Luke and I bought this bike for $300 a couple miles outside of Boulder. When we bought it, it was missing a gas tank, seat, sub frame, headlight and exhaust. Again, perfect for a project. Like the previous bike I had to replace the gas tank and subframe, but this time we took a more difficult approach. We found this absolutely beautiful Yamaha gas tank, to this day we don’t know what it came off of. It was not even close to fitting on the frame, the sheet metal on the underside was shaped to fit a spar style frame like a Harley Davidson, which isn’t even close to how this sportbike frame was built. But the tank had to fit, so I cut the sheet steel out from the bottom of the tank and we slowly welded in new steel shaped to fit around our frame, this kept the outside shape while allowing it to sit at the proper height on the bike. 

With the tank done I set off on the subframe. This subframe was built from 3/8 inch mild tube steel, all of it hand bent using a shitty harbor freight tube bender. It was miserable, but so worth it. Every tube was cut to cleanly integrate into the next tube, the tail lights were built directly into the ends of the tube steel frame, the battery and seat had proper mounting locations. It really was a thing of beauty.

 

We also hand bent a custom set of handlebars, and welded up a custom headlight and dash gauge bracket

Though it doesn’t look the best in this picture, it was a beauty. The seat went through a couple of revisions, as well as cleaning up the wiring harness. We also welded a custom 4-1-2 micro muffler that you can see tucked under the belly of the bike.

Luke rode it around Boulder for just under a year, then when we both moved back to California he sold it for $1500. 

A few months later when his summer break ended and he was back in Boulder he saw the bike again, although this time it had a disgusting seat and a terrible paint job covering the beautiful army green Yamaha tank. The dual pod headlights had also been replaced with a cheap bar light. And again a few months after that we saw the bike for the third and final time. It had been stolen, spray painted (even on the forks). The headlights were missing along with the gauge and a new massive dent in the tank

Custom two stroke race bike

KTM 250cc two stroke, CBR900RR front forks, Yamaha R1 rear shock. What’s not to love?

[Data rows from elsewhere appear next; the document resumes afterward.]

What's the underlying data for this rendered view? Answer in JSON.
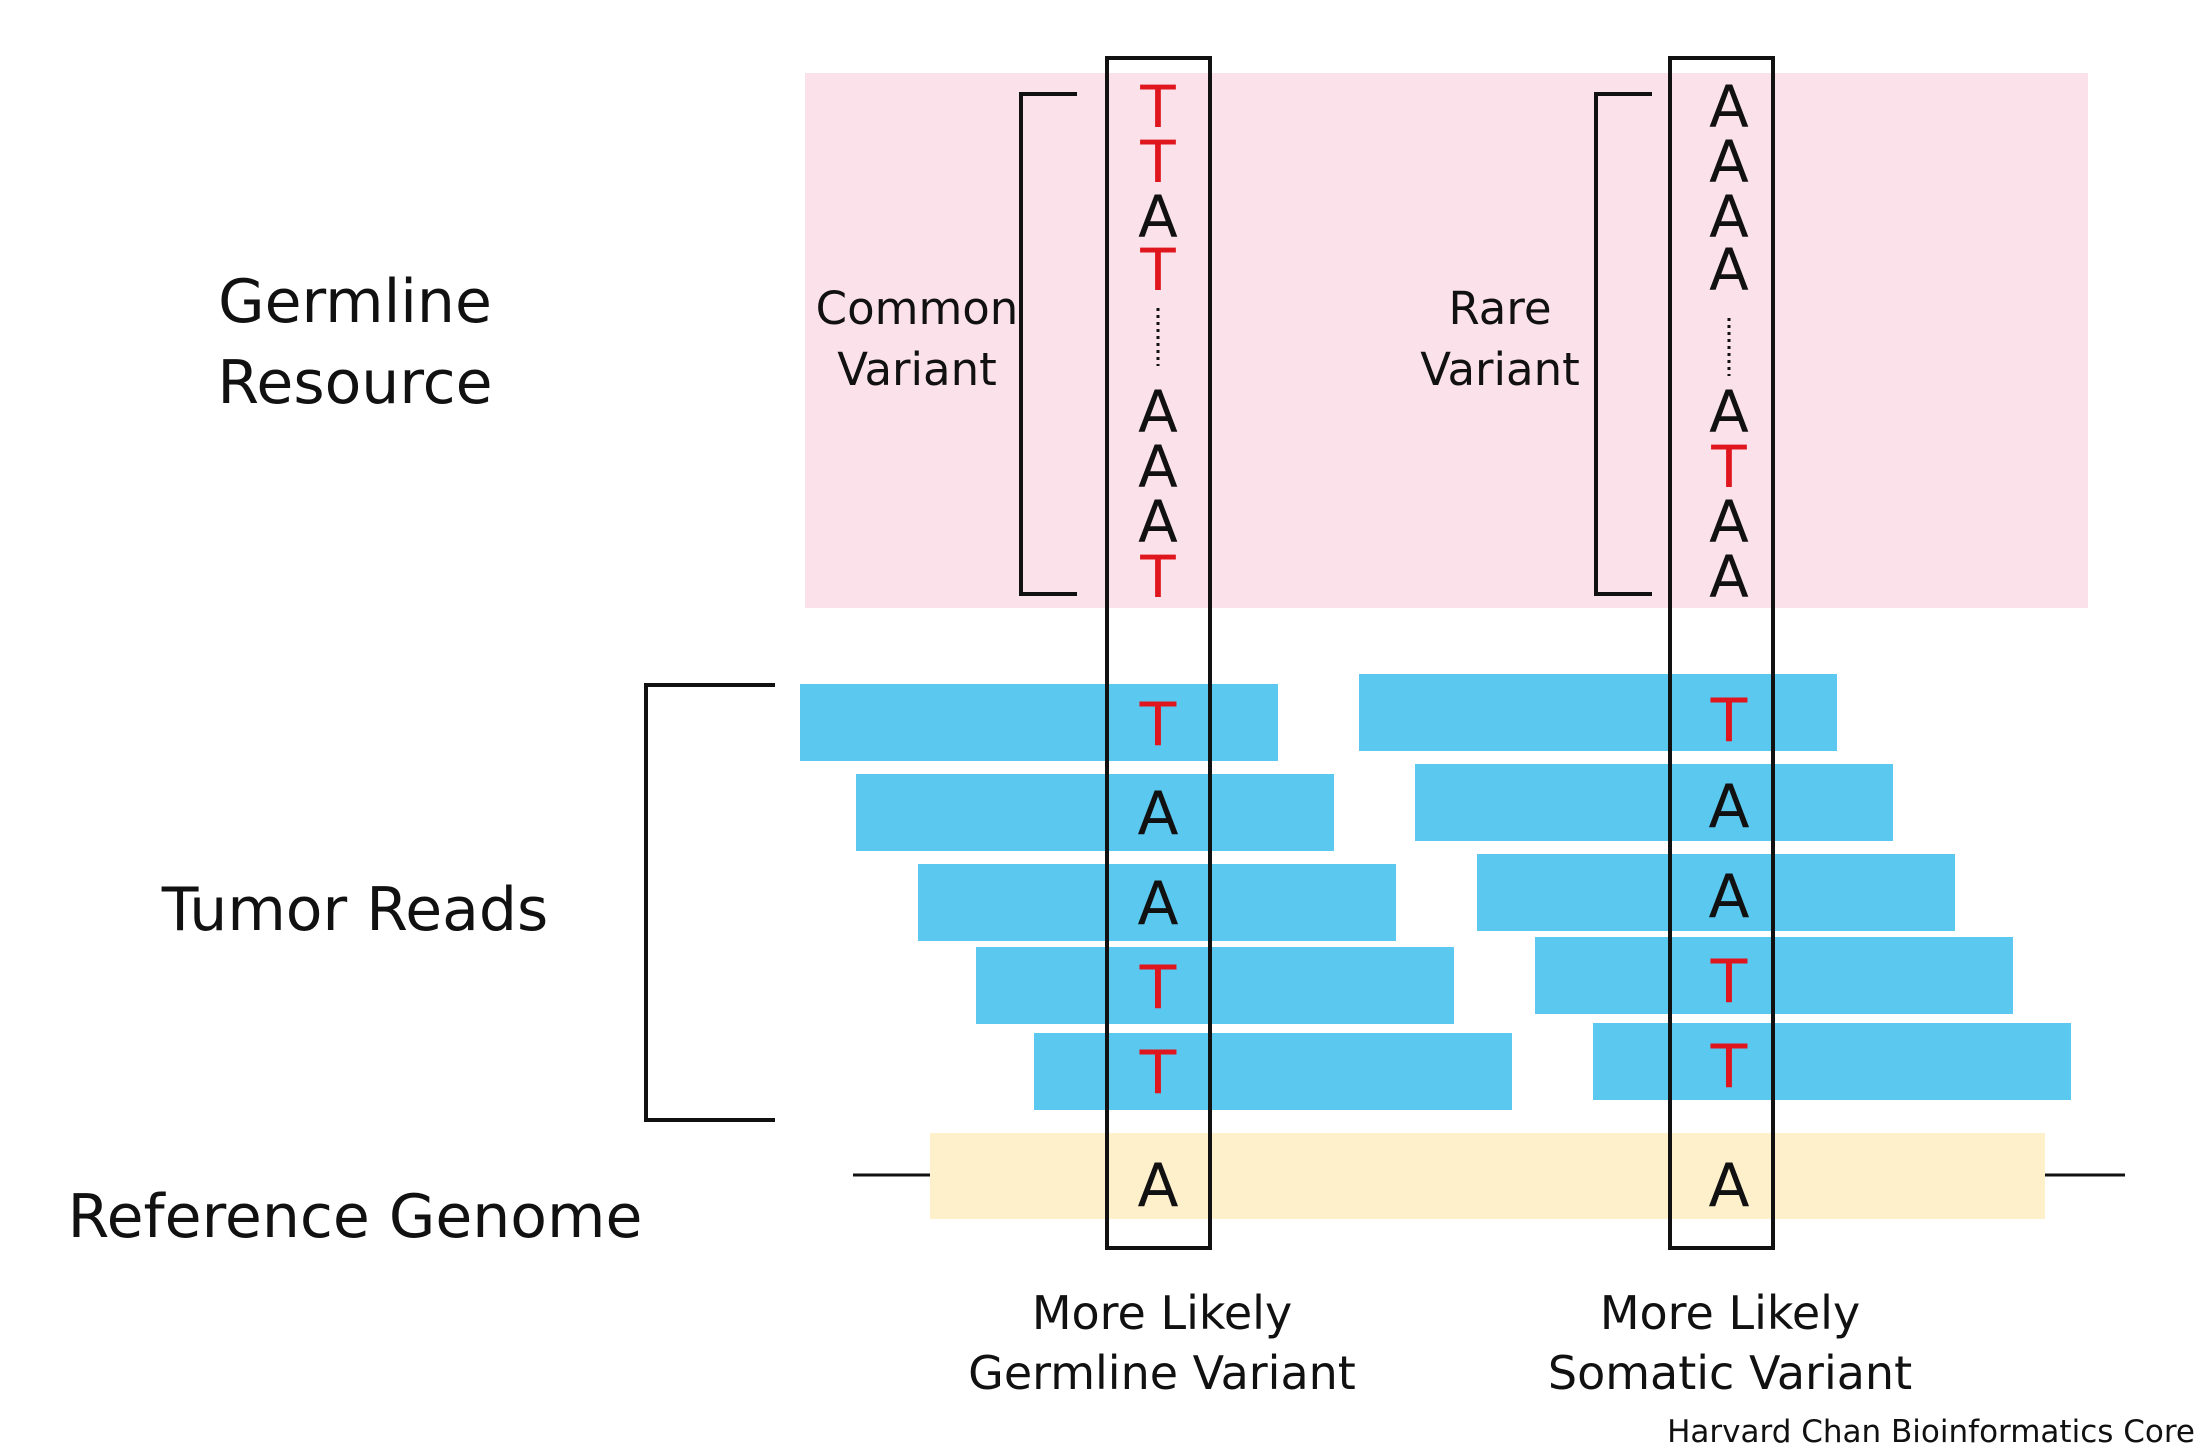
{
  "row_labels": {
    "germline_resource_line1": "Germline",
    "germline_resource_line2": "Resource",
    "tumor_reads": "Tumor Reads",
    "reference_genome": "Reference Genome"
  },
  "left_column": {
    "variant_label_line1": "Common",
    "variant_label_line2": "Variant",
    "resource_top": [
      "T",
      "T",
      "A",
      "T"
    ],
    "resource_bottom": [
      "A",
      "A",
      "A",
      "T"
    ],
    "reads": [
      "T",
      "A",
      "A",
      "T",
      "T"
    ],
    "reference": "A",
    "caption_line1": "More Likely",
    "caption_line2": "Germline Variant"
  },
  "right_column": {
    "variant_label_line1": "Rare",
    "variant_label_line2": "Variant",
    "resource_top": [
      "A",
      "A",
      "A",
      "A"
    ],
    "resource_bottom": [
      "A",
      "T",
      "A",
      "A"
    ],
    "reads": [
      "T",
      "A",
      "A",
      "T",
      "T"
    ],
    "reference": "A",
    "caption_line1": "More Likely",
    "caption_line2": "Somatic Variant"
  },
  "credit": "Harvard Chan Bioinformatics Core",
  "colors": {
    "resource_bg": "#fbe1e9",
    "read_fill": "#5bc8ef",
    "reference_fill": "#fdf0cb",
    "alt_base": "#e0161e",
    "ref_base": "#111111",
    "line": "#111111"
  }
}
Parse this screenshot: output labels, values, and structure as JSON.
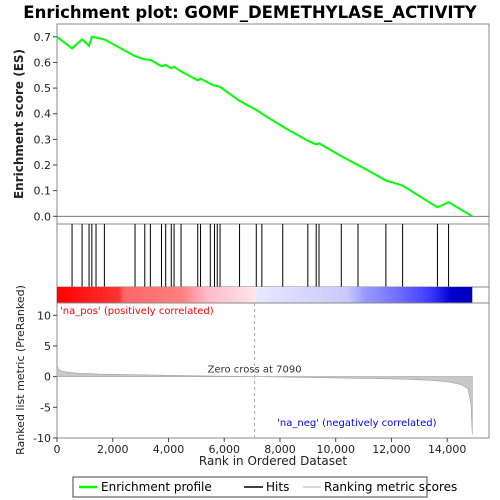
{
  "chart_data": {
    "type": "line",
    "title": "Enrichment plot: GOMF_DEMETHYLASE_ACTIVITY",
    "es_panel": {
      "ylabel": "Enrichment score (ES)",
      "ylim": [
        -0.03,
        0.75
      ],
      "yticks": [
        "0.0",
        "0.1",
        "0.2",
        "0.3",
        "0.4",
        "0.5",
        "0.6",
        "0.7"
      ],
      "ytick_values": [
        0.0,
        0.1,
        0.2,
        0.3,
        0.4,
        0.5,
        0.6,
        0.7
      ],
      "series": [
        {
          "name": "Enrichment profile",
          "color": "#00ff00",
          "x": [
            0,
            540,
            900,
            1150,
            1250,
            1400,
            1700,
            2800,
            3150,
            3350,
            3750,
            3900,
            4100,
            4200,
            4450,
            5050,
            5150,
            5500,
            5650,
            5750,
            5850,
            6550,
            7150,
            7350,
            8100,
            9000,
            9300,
            9400,
            10200,
            10800,
            11800,
            12400,
            13650,
            14050,
            14900
          ],
          "y": [
            0.7,
            0.655,
            0.69,
            0.665,
            0.7,
            0.697,
            0.69,
            0.625,
            0.612,
            0.61,
            0.585,
            0.59,
            0.577,
            0.583,
            0.565,
            0.53,
            0.537,
            0.517,
            0.51,
            0.508,
            0.505,
            0.45,
            0.415,
            0.4,
            0.35,
            0.295,
            0.28,
            0.285,
            0.235,
            0.2,
            0.14,
            0.12,
            0.035,
            0.055,
            0.0
          ]
        }
      ]
    },
    "hits_panel": {
      "legend_name": "Hits",
      "hits_x": [
        540,
        900,
        1150,
        1250,
        1400,
        1700,
        2800,
        3150,
        3350,
        3750,
        3900,
        4100,
        4200,
        4450,
        5050,
        5150,
        5500,
        5650,
        5750,
        5850,
        6550,
        7150,
        7350,
        8100,
        9000,
        9300,
        9400,
        10200,
        10800,
        11800,
        12400,
        13650,
        14050
      ]
    },
    "metric_panel": {
      "ylabel": "Ranked list metric (PreRanked)",
      "ylim": [
        -10,
        12
      ],
      "yticks": [
        "10",
        "5",
        "0",
        "-5",
        "-10"
      ],
      "ytick_values": [
        10,
        5,
        0,
        -5,
        -10
      ],
      "series_name": "Ranking metric scores",
      "x": [
        0,
        40,
        150,
        400,
        800,
        1500,
        2500,
        3500,
        5000,
        7090,
        9000,
        11000,
        12500,
        13500,
        14100,
        14500,
        14750,
        14850,
        14900
      ],
      "y": [
        2.0,
        1.3,
        0.9,
        0.7,
        0.55,
        0.42,
        0.33,
        0.25,
        0.14,
        0.0,
        -0.12,
        -0.28,
        -0.42,
        -0.62,
        -0.9,
        -1.3,
        -2.0,
        -4.5,
        -9.4
      ],
      "zero_cross_label": "Zero cross at 7090",
      "zero_cross": 7090,
      "pos_label": "'na_pos' (positively correlated)",
      "neg_label": "'na_neg' (negatively correlated)",
      "pos_color": "#ff0000",
      "neg_color": "#0000ff"
    },
    "xlabel": "Rank in Ordered Dataset",
    "xlim": [
      0,
      15500
    ],
    "xticks": [
      "0",
      "2,000",
      "4,000",
      "6,000",
      "8,000",
      "10,000",
      "12,000",
      "14,000"
    ],
    "xtick_values": [
      0,
      2000,
      4000,
      6000,
      8000,
      10000,
      12000,
      14000
    ],
    "n_genes": 14900,
    "legend": [
      "Enrichment profile",
      "Hits",
      "Ranking metric scores"
    ],
    "legend_placement": "bottom"
  }
}
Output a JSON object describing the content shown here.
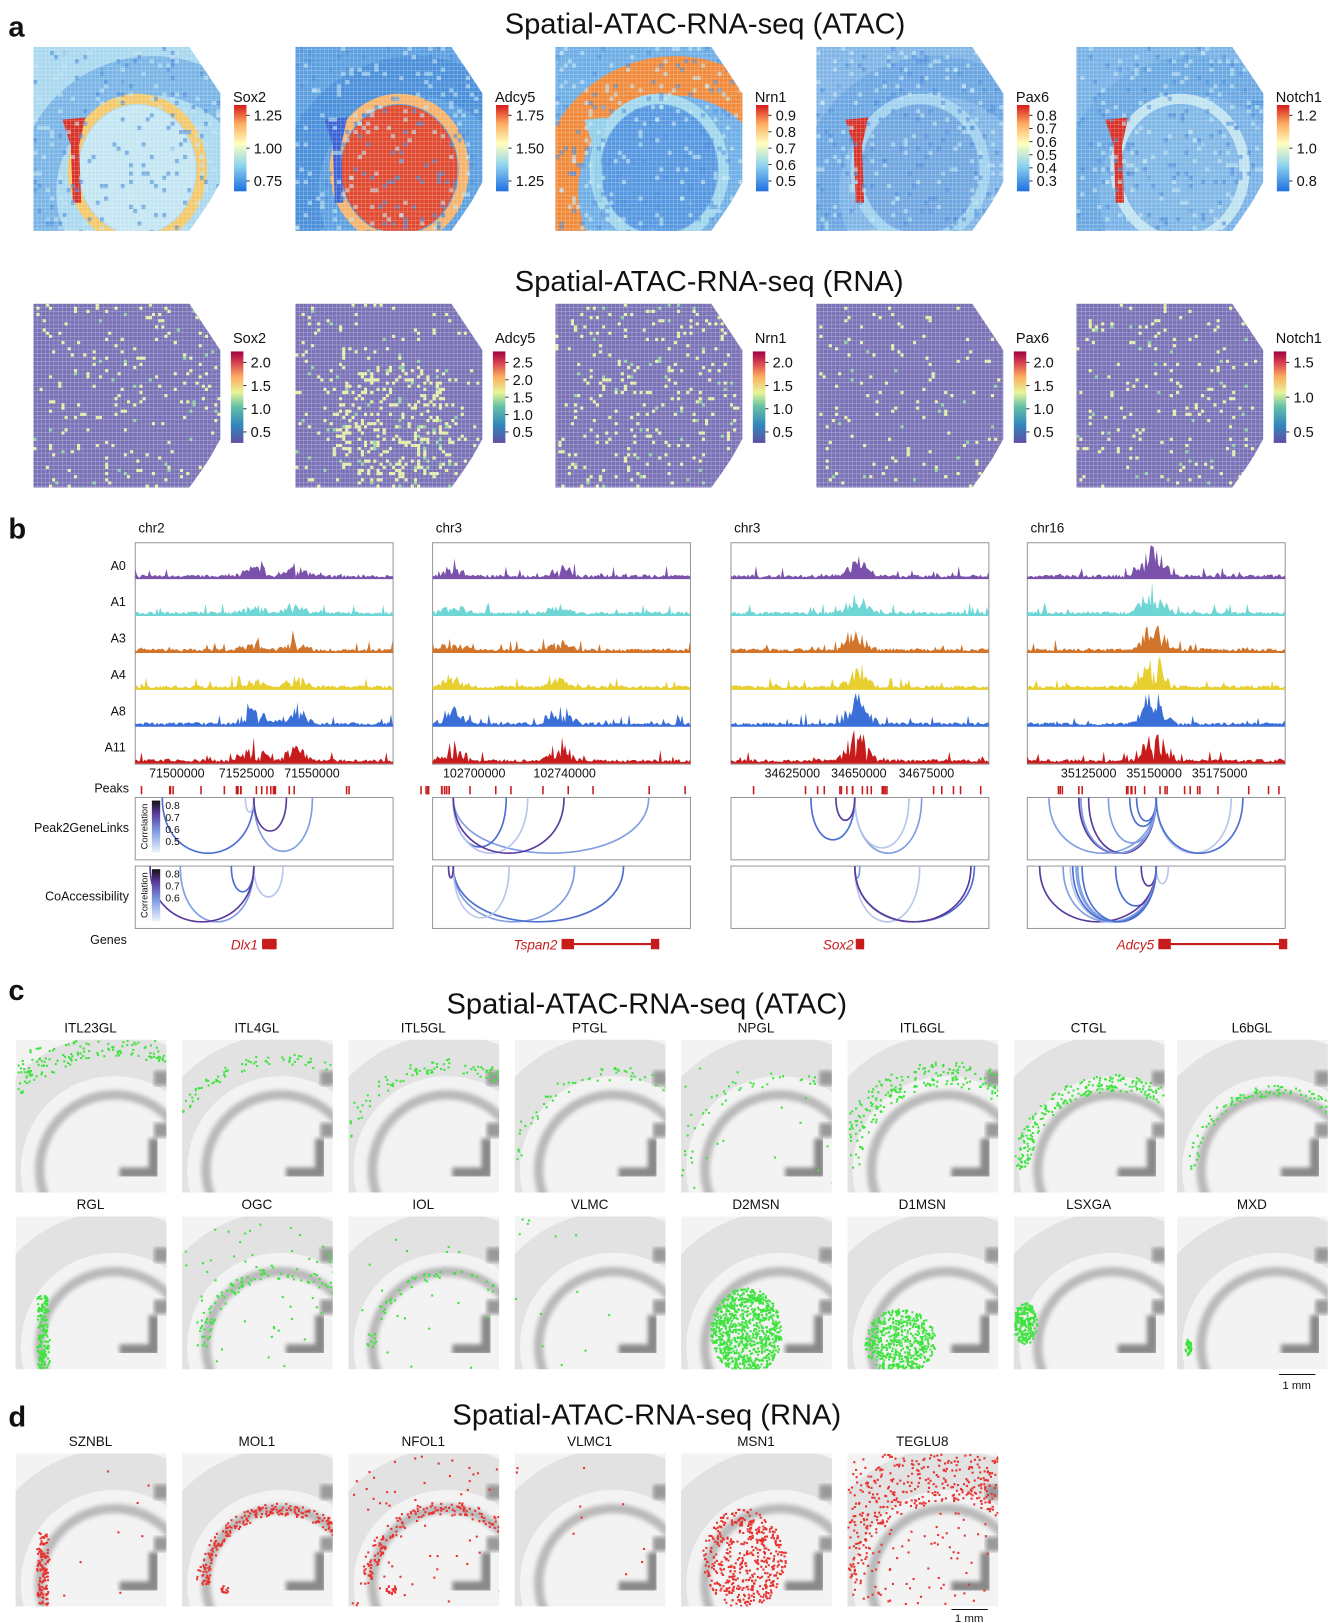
{
  "panel_labels": [
    "a",
    "b",
    "c",
    "d"
  ],
  "a": {
    "atac_title": "Spatial-ATAC-RNA-seq (ATAC)",
    "atac_maps": [
      {
        "gene": "Sox2",
        "ticks": [
          "1.25",
          "1.00",
          "0.75"
        ]
      },
      {
        "gene": "Adcy5",
        "ticks": [
          "1.75",
          "1.50",
          "1.25"
        ]
      },
      {
        "gene": "Nrn1",
        "ticks": [
          "0.9",
          "0.8",
          "0.7",
          "0.6",
          "0.5"
        ]
      },
      {
        "gene": "Pax6",
        "ticks": [
          "0.8",
          "0.7",
          "0.6",
          "0.5",
          "0.4",
          "0.3"
        ]
      },
      {
        "gene": "Notch1",
        "ticks": [
          "1.2",
          "1.0",
          "0.8"
        ]
      }
    ],
    "rna_title": "Spatial-ATAC-RNA-seq (RNA)",
    "rna_maps": [
      {
        "gene": "Sox2",
        "ticks": [
          "2.0",
          "1.5",
          "1.0",
          "0.5"
        ]
      },
      {
        "gene": "Adcy5",
        "ticks": [
          "2.5",
          "2.0",
          "1.5",
          "1.0",
          "0.5"
        ]
      },
      {
        "gene": "Nrn1",
        "ticks": [
          "2.0",
          "1.5",
          "1.0",
          "0.5"
        ]
      },
      {
        "gene": "Pax6",
        "ticks": [
          "2.0",
          "1.5",
          "1.0",
          "0.5"
        ]
      },
      {
        "gene": "Notch1",
        "ticks": [
          "1.5",
          "1.0",
          "0.5"
        ]
      }
    ]
  },
  "b": {
    "loci": [
      {
        "chr": "chr2",
        "ticks": [
          "71500000",
          "71525000",
          "71550000"
        ],
        "gene": "Dlx1"
      },
      {
        "chr": "chr3",
        "ticks": [
          "102700000",
          "102740000"
        ],
        "gene": "Tspan2"
      },
      {
        "chr": "chr3",
        "ticks": [
          "34625000",
          "34650000",
          "34675000"
        ],
        "gene": "Sox2"
      },
      {
        "chr": "chr16",
        "ticks": [
          "35125000",
          "35150000",
          "35175000"
        ],
        "gene": "Adcy5"
      }
    ],
    "tracks": [
      "A0",
      "A1",
      "A3",
      "A4",
      "A8",
      "A11"
    ],
    "row_labels": [
      "Peaks",
      "Peak2GeneLinks",
      "CoAccessibility",
      "Genes"
    ],
    "p2g_ticks": [
      "0.8",
      "0.7",
      "0.6",
      "0.5"
    ],
    "coacc_ticks": [
      "0.8",
      "0.7",
      "0.6"
    ],
    "colorbar_label": "Correlation"
  },
  "c": {
    "title": "Spatial-ATAC-RNA-seq (ATAC)",
    "cell_types": [
      "ITL23GL",
      "ITL4GL",
      "ITL5GL",
      "PTGL",
      "NPGL",
      "ITL6GL",
      "CTGL",
      "L6bGL",
      "RGL",
      "OGC",
      "IOL",
      "VLMC",
      "D2MSN",
      "D1MSN",
      "LSXGA",
      "MXD"
    ],
    "scale": "1 mm"
  },
  "d": {
    "title": "Spatial-ATAC-RNA-seq (RNA)",
    "cell_types": [
      "SZNBL",
      "MOL1",
      "NFOL1",
      "VLMC1",
      "MSN1",
      "TEGLU8"
    ],
    "scale": "1 mm"
  }
}
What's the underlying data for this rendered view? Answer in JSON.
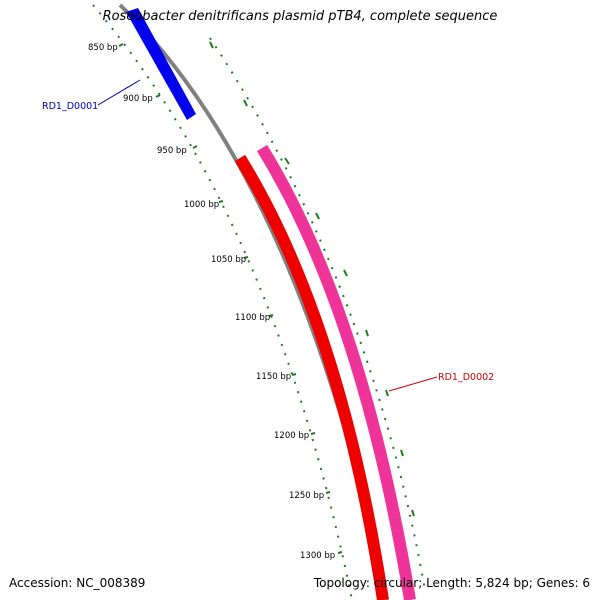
{
  "title": "Roseobacter denitrificans plasmid pTB4, complete sequence",
  "footer": {
    "accession": "Accession: NC_008389",
    "summary": "Topology: circular; Length: 5,824 bp; Genes: 6"
  },
  "colors": {
    "backbone": "#808080",
    "ticks": "#1e7d1e",
    "gene_forward": "#0000ee",
    "gene_reverse_inner": "#ee0000",
    "gene_reverse_outer": "#ee3399"
  },
  "scale": {
    "ticks": [
      {
        "label": "850 bp"
      },
      {
        "label": "900 bp"
      },
      {
        "label": "950 bp"
      },
      {
        "label": "1000 bp"
      },
      {
        "label": "1050 bp"
      },
      {
        "label": "1100 bp"
      },
      {
        "label": "1150 bp"
      },
      {
        "label": "1200 bp"
      },
      {
        "label": "1250 bp"
      },
      {
        "label": "1300 bp"
      }
    ]
  },
  "genes": [
    {
      "name": "RD1_D0001",
      "strand": "forward",
      "color": "#0000ee"
    },
    {
      "name": "RD1_D0002",
      "strand": "reverse",
      "color": "#ee0000"
    }
  ]
}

All hand bent tube hand tig welded tube steel frame built with the suspension geometry of the KTM RC390.

Honorable mentions

Luke’s first bike, his very custom Ninja 250 that lived at my house in boulder for a while. It started off as a big green machine before he ripped all the fairings off of it, reupholstered the seat, replaced the gauge and headlight and built a custom two into one under tail exhaust out of copper plumbing pipe from home depot.